Bleached and Unbleached
Bleaching is a chemical process used to make the flour whiter in appearance and to improve it’s functional properties. Freshly milled flour is not white, but bleaching does not yield results that are as good as aged flour. Aging serves to naturally bleach the flour through oxygenation, which also serves to improve the gluten. However, this is a costly process, involving a great deal of storage space, labor, and a high risk of pest infestation. Chemical bleaching, such as with chlorine gas or benzoyl peroxide, is much less expensive. This bleaching lightens the flour and also improves the strength and elasticity of the gluten by increasing the number of disulfide bonds. Unbleached all-purpose flour is only marginally darker unbleached products are now available in most large chain grocery stores. The volume, texture, and crumb structure is also improved.
Although some consumers turn to unbleached flour out of health considerations, there is no residue left from the bleaching agents on bleached flour. It is, instead, the cost to the environment that consumers should be concerned about.

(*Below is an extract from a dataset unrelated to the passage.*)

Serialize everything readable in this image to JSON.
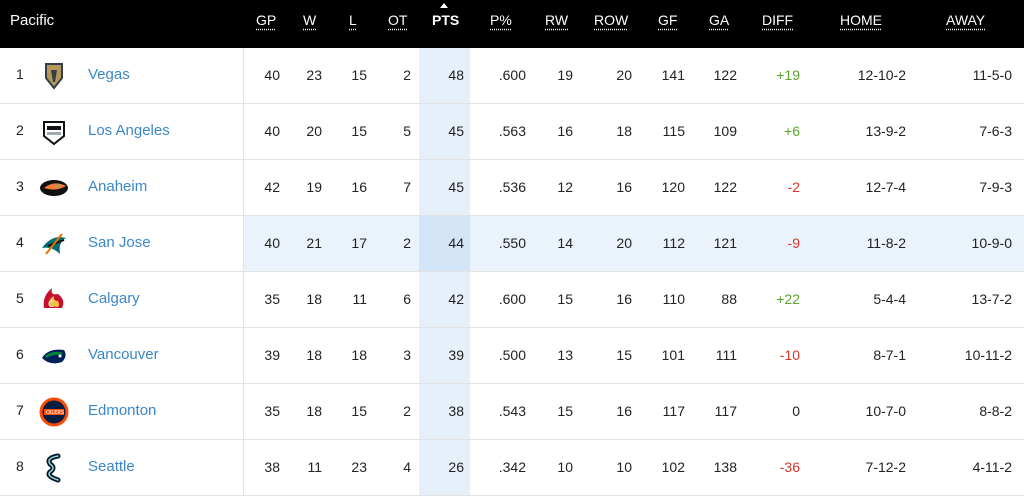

Flour Bleaching and Nutrient Loss
There is a consistent myth, reported by various sources, that chemical bleaching removes vitamins from flour, which must then be added back in through fortification. Although bleaching does destroy some additional vitamin B6 and folic acid, the milling process itself, which removes the nutritious bran germ, is the reason that white flours began to be fortified. A casual check of the nutrition labels on both bleached and unbleached flour products should put this myth to rest, as they are all fortified, usually with niacin, iron, thiamine mononitrate (Vitamin B1), riboflavin (Vitamin B2), and folic Acid (Vitamin aB).
All “white” flour is “bleached”. Unbleached flour is bleached through aging. Some consumers are easily fooled, however, into thinking that modern unbleached products are then chemical free. However, potassium bromate is sometimes used as a maturing agent and is a known carcinogen. Although it was once believed that all bromates were removed through heating, it was later found that trace amounts remained in baked products. Since then, it has been phased out by many producers in favor of ascorbic acid, and many countries have banned its use.
The simple fact is, however, that in terms of nutrition, there is no significant difference whatsoever between bleached and unbleached flour. It is quite silly to quibble about the nutritional value of one white flour over another, when white flour, by definition, has had most of it’s micronutrients removed through the milling process, and then added through fortification. It is the functional characteristics of the flours that are different, and the environmental impact of the bleaching process.